Ameca y Juárez Eric I, Ellis Edward A, Rodríguez-Luna Ernesto
Center for Tropical Research, University of Veracruz, Veracruz, México.
Am J Primatol. 2015 Jul;77(7):786-800. doi: 10.1002/ajp.22402. Epub 2015 Apr 2.
Long-term studies quantifying impacts of hurricane activity on growth and trajectory of primate populations are rare. Using a 14-year monitored population of Alouatta palliata mexicana as a study system, we developed a modeling framework to assess the relative contribution of hurricane disturbance and two types of human impacts, habitat loss, and hunting, on quasi-extinction risk. We found that the scenario with the highest level of disturbance generated a 21% increase in quasi-extinction risk by 40 years compared to scenarios of intermediate disturbance, and around 67% increase relative to that found in low disturbance scenarios. We also found that the probability of reaching quasi-extinction due to human disturbance alone was below 1% by 40 years, although such scenarios reduced population size by 70%, whereas the risk of quasi-extinction ranged between 3% and 65% for different scenarios of hurricane severity alone, in absence of human impacts. Our analysis moreover found that the quasi-extinction risk driven by hunting and hurricane disturbance was significantly lower than the quasi-extinction risk posed by human-driven habitat loss and hurricane disturbance. These models suggest that hurricane disturbance has the potential to exceed the risk posed by human impacts, and, in particular, to substantially increase the speed of the extinction vortex driven by habitat loss relative to that driven by hunting. Early mitigation of habitat loss constituted the best method for reducing quasi-extinction risk: the earlier habitat loss is halted, the less vulnerable the population becomes to hurricane disturbance. By using a well-studied population of A. p. mexicana, we help understand the demographic impacts that extreme environmental disturbance can trigger on isolated populations of taxa already endangered in other systems where long-term demographic data are not available. For those experiencing heavy anthropogenic pressure and lacking sufficiently evolved coping strategies against unpredictable environmental disturbance, the risk of population extinction can be exacerbated.

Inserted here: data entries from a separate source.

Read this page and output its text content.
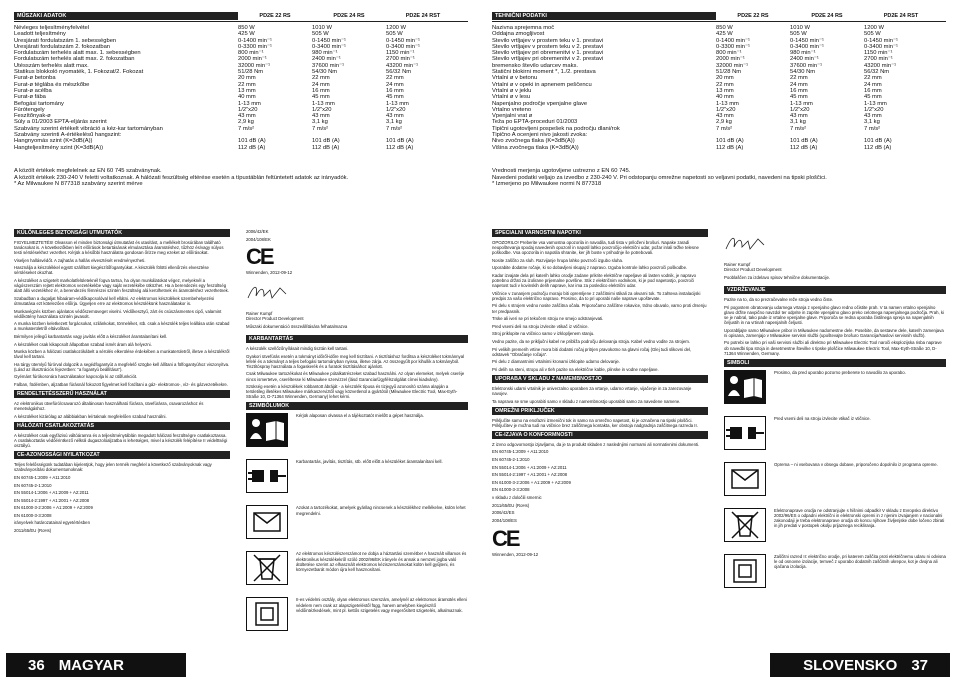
MŰSZAKI ADATOK	PD2E 22 RS	PD2E 24 RS	PD2E 24 RST
Névleges teljesítményfelvétel	850 W	1010 W	1200 W
Leadott teljesítmény	425 W	505 W	505 W
Üresjárati fordulatszám 1. sebességben	0-1400 min⁻¹	0-1450 min⁻¹	0-1450 min⁻¹
Üresjárati fordulatszám 2. fokozatban	0-3300 min⁻¹	0-3400 min⁻¹	0-3400 min⁻¹
Fordulatszám terhelés alatt max. 1. sebességben	800 min⁻¹	980 min⁻¹	1150 min⁻¹
Fordulatszám terhelés alatt max. 2. fokozatban	2000 min⁻¹	2400 min⁻¹	2700 min⁻¹
Ütésszám terhelés alatt max.	32000 min⁻¹	37600 min⁻¹	43200 min⁻¹
Statikus blokkoló nyomaték, 1. Fokozat/2. Fokozat	51/28 Nm	54/30 Nm	56/32 Nm
Furat-ø betonba	20 mm	22 mm	22 mm
Furat-ø téglába és mészkőbe	22 mm	24 mm	24 mm
Furat-ø acélba	13 mm	16 mm	16 mm
Furat-ø fába	40 mm	45 mm	45 mm
Befogási tartomány	1-13 mm	1-13 mm	1-13 mm
Fúrótengely	1/2"x20	1/2"x20	1/2"x20
Feszítőnyak-ø	43 mm	43 mm	43 mm
Súly a 01/2003 EPTA-eljárás szerint	2,9 kg	3,1 kg	3,1 kg
Szabvány szerint értékelt vibráció a kéz-kar tartományban	7 m/s²	7 m/s²	7 m/s²
Szabvány szerinti A-értékelésű hangszint:
Hangnyomás szint (K=3dB(A))	101 dB (A)	101 dB (A)	101 dB (A)
Hangteljesítmény szint (K=3dB(A))	112 dB (A)	112 dB (A)	112 dB (A)
A közölt értékek megfelelnek az EN 60 745 szabványnak.
A közölt értékek 230-240 V feletti voltatkoznak. A hálózati feszültség eltérése esetén a típustáblán feltüntetett adatok az irányadók.
* Az Milwaukee N 877318 szabvány szerint mérve
KÜLÖNLEGES BIZTONSÁGI UTMUTATÓK
FIGYELMEZTETÉS! Olvasson el minden biztonsági útmutatást és utasítást, a mellékelt brosúrában található tanácsokat is. A következőkben leírt előírások betartásának elmulasztása áramütéshez, tűzhöz és/vagy súlyos testi sérülésekhez vezethet. Kérjük a későbbi használatra gondosan őrizze meg ezeket az előírásokat.
Viseljen hallásvédőt. A zajhatás a hallás elvesztését eredményezheti.
Használja a készülékkel együtt szállított kiegészítőfogantyúkat. A készülék fölötti ellenőrzés elvesztése sérüléseket okozhat.
A készüléket a szigetelt markolatfelületeknél fogva tartsa, ha olyan munkálatokat végez, melyeknél a vágószerszám rejtett elektromos vezetékekbe vagy saját vezetékébe ütközhet. Ha a berendezés egy feszültség alatt álló vezetékhez ér, a berendezés fémrészei szintén feszültség alá kerülhetnek és áramütéshez vezethetnek.
Szabadban a dugaljat hibaáram-védőkapcsolóval kell ellátni. Az elektromos készülékek üzembehelyezési útmutatása ezt kötelezően előírja. Ügyeljen erre az elektromos készülékünk használatakor is.
Munkavégzés közben ajánlatos védőszemüveget viselni. Védőkesztyű, zárt és csúszásmentes cipő, valamint védőkötény használata szintén javasolt.
A munka közben keletkezett forgácsokat, szilánkokat, törmeléket, stb. csak a készülék teljes leállása után szabad a munkaterületről eltávolítani.
Bérmilyen jellegű karbantartás vagy javítás előtt a készüléket áramtalanítani kell.
A készüléket csak kikapcsolt állapotban szabad ismét áram alá helyezni.
Munka közben a hálózati csatlakozókábelt a sérülés elkerülése érdekében a munkaterületről, illetve a készülékről távol kell tartani.
Ha tárgy ütemlyű fúrórval dolgozik a segédfogantyút a megfelelő szögbe kell állítani a fölfogantyúhoz viszonyítva. (Lásd az illusztrációs fejezetben: "a fogantyú beállítása").
Gyémánt fúrókoronára használatakor kapcsolja ki az ütőfunkciót.
Falban, födémben, aljzatban fúrásnál fokozott figyelmet kell fordítani a gáz- elektromos-, víz- és gázvezetékekre.
RENDELTETÉSSZERŰ HASZNÁLAT
Az elektronikus ütvefúró/csavarozó általánosan használható fúrásra, ütvefúrásra, csavarozáshoz és menetvágáshoz.
A készüléket kizárólag az alábbiakban leírtaknak megfelelően szabad használni.
HÁLÓZATI CSATLAKOZTATÁS
A készüléket csak egyfázisú váltóáramra és a teljesítménytáblán megadott hálózati feszültségre csatlakoztassa. A csatlakoztatás védőérintkező nélküli dugaszolóaljzatba is lehetséges, mivel a készülék felépítése II védelttségi osztályú.
CE-AZONOSSÁGI NYILATKOZAT
Teljes felelősségünk tudatában kijelentjük, hogy jelen termék megfelel a következő szabványoknak vagy szabványosítási dokumentumoknak:
EN 60745-1:2009 + A11:2010
EN 60745-2-1:2010
EN 55014-1:2006 + A1:2009 + A2:2011
EN 55014-2:1997 + A1:2001 + A2:2008
EN 61000-3-2:2006 + A1:2009 + A2:2009
EN 61000-3-3:2008
irányelvek határozatainal egyetértésben
2011/65/EU (RoHs)
2006/42/EK
2004/108/EK
CE
Winnenden, 2012-09-12
Rainer Kumpf
Director Product Development
Műszaki dokumentáció összeállítására felhatalmazva
KARBANTARTÁS
A készülék szellőzőnyílásait mindig tisztán kell tartani.
Gyakori ütvefúrás esetén a tokmányt időről-időre meg kell tisztítani. A tisztításhoz fordítsa a készüléket tokmánnyal lefelé és a tokmányt a teljes befogási tartományban nyissa, illetve zárja. Az összegyűlt por kihullik a tokmányból. Tisztítóspray használata a fogaskerék és a furatok tisztításához ajánlott.
Csak Milwaukee tartozékokat és Milwaukee pótalkatrészeket szabad használni. Az olyan elemeket, melyek cseréje nincs ismertetve, cseréltesse ki Milwaukee szervizzel (lásd Garancia/Ügyfélszolgálat címei kiadvány).
Szükség esetén a készülékek robbantott ábráját - a készülék típusa és tizjegyű azonosító száma alapján a területileg illetékes Milwaukee márkaszerviztől vagy közvetlenül a gyártótól (Milwaukee Electric Tool, Max-Eyth-Straße 10, D-71364 Winnenden, Germany) lehet kérni.
SZIMBÓLUMOK
Kérjük alaposan olvassa el a tájékoztatót mielőtt a gépet használja.
Karbantartás, javítás, tisztítás, stb. előtt előtt a készüléket áramtalanítani kell.
Azokat a tartozékokat, amelyek gyárilag nincsenek a készülékhez mellékelve, külön lehet megrendelni.
Az elektromos készülészerszámot ne dobja a háztartási szemétbe! A használt villamos és elektronikus készülékekről szóló 2002/96/EK irányelv és annak a nemzeti jogba való átültetése szerint az elhasznált elektromos kéziszerszámokat külön kell gyűjteni, és környezetbarát módon újra kell hasznosítani.
II-es védelmi osztály, olyan elektromos szerszám, amelynél az elektromos áramütés elleni védelem nem csak az alapszigeteléstől függ, hanem amelyben kiegészítő védőintézkedések, mint pl. kettős szigetelés vagy megerősített szigetelés, alkalmaznak.
36 MAGYAR
TEHNIČNI PODATKI	PD2E 22 RS	PD2E 24 RS	PD2E 24 RST
Nazivna sprejemna moč	850 W	1010 W	1200 W
Oddajna zmogljivost	425 W	505 W	505 W
Število vrtljajev v prostem teku v 1. prestavi	0-1400 min⁻¹	0-1450 min⁻¹	0-1450 min⁻¹
Število vrtljajev v prostem teku v 2. prestavi	0-3300 min⁻¹	0-3400 min⁻¹	0-3400 min⁻¹
Število vrtljajev pri obremenitvi v 1. prestavi	800 min⁻¹	980 min⁻¹	1150 min⁻¹
Število vrtljajev pri obremenitvi v 2. prestavi	2000 min⁻¹	2400 min⁻¹	2700 min⁻¹
bremensko število udarcev maks.	32000 min⁻¹	37600 min⁻¹	43200 min⁻¹
Statični blokirni moment *, 1./2. prestava	51/28 Nm	54/30 Nm	56/32 Nm
Vrtalni ø v betonu	20 mm	22 mm	22 mm
Vrtalni ø v opeki in apnenem peščencu	22 mm	24 mm	24 mm
Vrtalni ø v jeklu	13 mm	16 mm	16 mm
Vrtalni ø v lesu	40 mm	45 mm	45 mm
Napenjalno področje vpenjalne glave	1-13 mm	1-13 mm	1-13 mm
Vrtalno vreteno	1/2"x20	1/2"x20	1/2"x20
Vpenjalni vrat ø	43 mm	43 mm	43 mm
Teža po EPTA-proceduri 01/2003	2,9 kg	3,1 kg	3,1 kg
Tipični ugotovljeni pospešek na področju dlani/rok	7 m/s²	7 m/s²	7 m/s²
Tipično A ocenjeni nivo jakosti zvoka:
Nivo zvočnega tlaka (K=3dB(A))	101 dB (A)	101 dB (A)	101 dB (A)
Višina zvočnega tlaka (K=3dB(A))	112 dB (A)	112 dB (A)	112 dB (A)
Vrednosti merjenja ugotovljene ustrezno z EN 60 745.
Navedeni podatki veljajo za izvedbo z 230-240 V. Pri odstopanju omrežne napetosti so veljavni podatki, navedeni na tipski ploščici.
* Izmerjeno po Milwaukee normi N 877318
SPECIALNI VARNOSTNI NAPOTKI
OPOZORILO! Preberite vsa varnostna opozorila in navodila, tudi tista v priloženi brošuri. Napake zaradi neupoštevanja spodaj navedenih opozoril in napotil lahko povzročijo električni udar, požar in/ali težke telesne poškodbe. Vsa opozorila in napotila shranite, ker jih boste v prihodnje še potrebovali.
Nosite zaščito za sluh. Razvijanje hrupa lahko povzroči izgubo sluha.
Uporabite dodatne ročaje, ki so dobavljeni skupaj z napravo. Izguba kontrole lahko povzroči poškodbe.
Kadar izvajate dela pri katerih lahko orodje zadane prikrite električne napeljave ali lasten vodnik, je napravo potrebno držati za izolirane prijemalne površine. Stik z električnim vodnikom, ki je pod napetostjo, povzroči napetost tudi v kovinskih delih naprave, kar ima za posledico električni udar.
Vtičnice v zunanjem področju morajo biti opremljene z zaščitnimi stikali za okvarni tok. To zahteva instalacijski predpis za vašo električno napravo. Prosimo, da to pri uporabi naše naprave upoštevate.
Pri delu s strojem vedno nosite zaščitna očala. Priporočamo zaščitne rokavice, trdno obuvalo, varno proti drsenju ter predpasnik.
Trske ali iveri se pri tekočem stroju ne smejo odstranjevati.
Pred vsemi deli na stroju izvlecite vtikač iz vtičnice.
Stroj priklopite na vtičnico samo v izklopljenem stanju.
Vedno pazite, da se priključni kabel ne približa področju delovanja stroja. Kabel vedno vodite za strojem.
Pri velikih premerih vrtine mora biti dodatni ročaj pritrjen pravokotno na glavni ročaj (Glej tudi slikovni del, odstavek "Obračanje ročaja".
Pri delu z diamantnimi vrtalnimi kronami izklopite udarno delovanje.
Pri delih na steni, stropu ali v tleh pazite na električne kable, plinske in vodne napeljave.
UPORABA V SKLADU Z NAMEMBNOSTJO
Elektronski udarni vrtalnik je univerzalno uporaben za vrtanje, udarno vrtanje, vijačenje in za zarezovanje navojev.
Ta naprava se sme uporabiti samo v skladu z namembnostjo uporabiti samo za navedene namene.
OMREŽNI PRIKLJUČEK
Priključite samo na enofazni izmenični tok in samo na omrežno napetost, ki je označena na tipski ploščici. Priključitev je možna tudi na vtičnice brez zaščitnega kontakta, ker obstoja nadgradnja zaščitnega razreda II.
CE-IZJAVA O KONFORMNOSTI
Z izvno odgovornostjo izjavljamo, da je ta produkt skladen z naslednjimi normami ali normativnimi dokumenti.
EN 60745-1:2009 + A11:2010
EN 60745-2-1:2010
EN 55014-1:2006 + A1:2009 + A2:2011
EN 55014-2:1997 + A1:2001 + A2:2008
EN 61000-3-2:2006 + A1:2009 + A2:2009
EN 61000-3-3:2008
v skladu z določili smernic
2011/65/EU (RoHs)
2006/42/ES
2004/108/ES
CE
Winnenden, 2012-09-12
Rainer Kumpf
Director Product Development
Pooblaščen za izdelavo spisov tehnične dokumentacije.
VZDRŽEVANJE
Pazite na to, da so prezračevalne reže stroja vedno čiste.
Pri pogostem obratovanju udarnega vrtanja z vpenjalno glavo redno očistite prah. V ta namen vrtalno vpenjalno glavo držite navpično navzdol ter odprite in zaprite vpenjalno glavo preko celotnega napenjalnega področja. Prah, ki se je nabral, tako pade iz vrtalne vpenjalne glave. Priporoča se redna uporaba čistilnega spreja na napenjalnih čeljustih in na vrtinah napenjalnih čeljusti.
Uporabljajte samo Milwaukee pribor in Milwaukee nadomestne dele. Posebite, da sestavne dele, katerih zamenjava ni opisana, zamenjajo v Milwaukee servisni službi (upoštevajte brošuro Garancija/Naslovi servisnih služb).
Po potrebi se lahko pri vaši servisni službi ali direktno pri Milwaukee Electric Tool naroči eksplozijska risba naprave ob navedbi tipa stroja in desetmestne številke s tipske ploščice Milwaukee Electric Tool, Max-Eyth-Straße 10, D-71364 Winnenden, Germany.
SIMBOLI
Prosimo, da pred uporabo pozorno preberete to navodilo za uporabo.
Pred vsemi deli na stroju izvlecite vtikač iz vtičnice.
Oprema – ni vsebovana v obsegu dobave, priporočeno dopolnilo iz programa opreme.
Elektronaprave orodja ne odstranjujte s hišnimi odpadki! V skladu z Evropsko direktivo 2002/96/ES o odpadni električni in elektronski opremi in z njenim izvajanjem v nacionalni zakonodaji je treba elektronaprave orodja ob koncu njihove življenjske dobe ločeno zbirati in jih predati v postopek okolju prijaznega recikliranja.
Zaščitni razred II: električno orodje, pri katerem zaščita proti električnemu udaru ni odvisna le od osnovne izolacije, temveč z uporabo dodatnih zaščitnih ukrepov, kot je dvojna ali ojačana izolacija.
SLOVENSKO 37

量化飓风活动对灵长类种群增长和发展轨迹影响的长期研究很少。我们以对墨西哥蛛猴进行了14年监测的种群作为研究系统,开发了一个建模框架,以评估飓风干扰以及栖息地丧失和捕猎这两种人类影响类型对近似灭绝风险的相对贡献。我们发现,与中等干扰情景相比,最高干扰水平情景下,到40年时近似灭绝风险增加了21%,相对于低干扰情景下的风险增加了约67%。我们还发现,仅由人类干扰导致达到近似灭绝的概率到40年时低于1%,尽管这种情景下种群数量减少了70%,而在没有人类影响的情况下,仅不同飓风严重程度情景下的近似灭绝风险在3%至65%之间。此外,我们的分析发现,捕猎和飓风干扰导致的近似灭绝风险显著低于人类导致的栖息地丧失和飓风干扰所带来的近似灭绝风险。这些模型表明,飓风干扰有可能超过人类影响带来的风险,特别是相对于捕猎导致的灭绝漩涡,它会大幅加快由栖息地丧失驱动的灭绝漩涡的速度。早期缓解栖息地丧失是降低近似灭绝风险的最佳方法:栖息地丧失停止得越早,种群对飓风干扰的脆弱性就越小。通过使用对墨西哥蛛猴进行了充分研究的种群,我们有助于理解极端环境干扰对其他系统中已濒危且缺乏长期人口统计数据的分类单元孤立种群可能引发的人口统计学影响。对于那些承受巨大人为压力且缺乏针对不可预测环境干扰充分进化的应对策略的种群来说,种群灭绝的风险可能会加剧。